À la fin des années 70, la crise pétrolière sévit dans le monde entier. En Allemagne, le gouvernement va alors initier un projet baptisé Eco 2000 via son Ministère Allemand de la recherche et de la technologie. L’objectif du projet était de réduire de manière très significative la consommation des voitures en développant une motorisation dont la consommation n’excéderait pas 11 l/100 pour un véhicule au poids maximum de 2.150 kg et 9,5 l/100 pour un véhicule plus léger (de 1.205 à 1.700 kg).

Aérodynamisme retravaillé

Pour relever ce défi, Mercedes-Benz décida de modifier une de ses Classe S (W 126) qu’il rebaptisa Auto 2000. Avant de s’attaquer à l’épineux problème de la motorisation, les ingénieurs se penchèrent sur l’aérodynamisme du véhicule afin de réduire sa traînée et de réduire son coefficient de pénétration dans l’air (Cx). L’ Auto 2000 reçut ainsi une face avant modifiée, des essuie-glaces dissimulés et une partie arrière à la ligne fuyante nommée Kamm-tail qui devait offrir une meilleure traînée aérodynamique à la voiture. Le travail des ingénieurs fut payant, car l’Auto 2000 affichait un Cx de seulement 0,28. À titre de comparaison, la CLA actuelle (33 ans plus jeune) affiche un Cx de 0,23.

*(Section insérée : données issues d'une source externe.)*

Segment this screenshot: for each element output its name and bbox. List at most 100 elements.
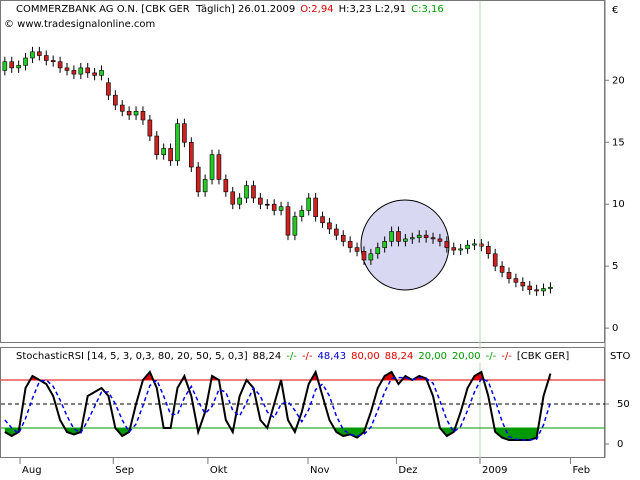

Trois versions, trois moteurs

Afin d’atteindre ses objectifs, Mercedes-Benz ne se cantonnera pas à la mise au point d’une seule motorisation. Il va en effet étudier trois solutions susceptibles de faire baisser les consommations. Le premier de ces blocs était un V8 essence de 3.8 qui inaugurait la technologie de désactivation de cylindre, technologie qui venait à peine d’apparaître en production. La deuxième version expérimentait un moteur diesel 6 cylindres de 3.3 équipé de deux turbos. Les consommations obtenues avec ce bloc diesel se révélèrent incroyables pour l’époque avec seulement 7,5 l/100 km à une vitesse stabilisée de 120 km/h. Pour la dernière solution testée, la moins concluante, le constructeur à l’étoile opta pour une turbine à gaz. Bien que le moteur turbine ne soit pas vraiment connu pour sa frugalité, Mercedes décida toutefois d’en étudier la faisabilité, car cette technologie présentait certains avantages : une combustion « propre », un faible poids, des dimensions compactes et ne nécessitait aucun système de refroidissement. Malgré tout, l’appétit de la turbine demeura trop important et son utilisation dans le monde de l’automobile fut rapidement abandonnée.

Aujourd’hui, l’unique exemplaire restant de ce concept Auto 2000, la version diesel, peut être admiré au musée Mercedes-Benz de Stuttgart.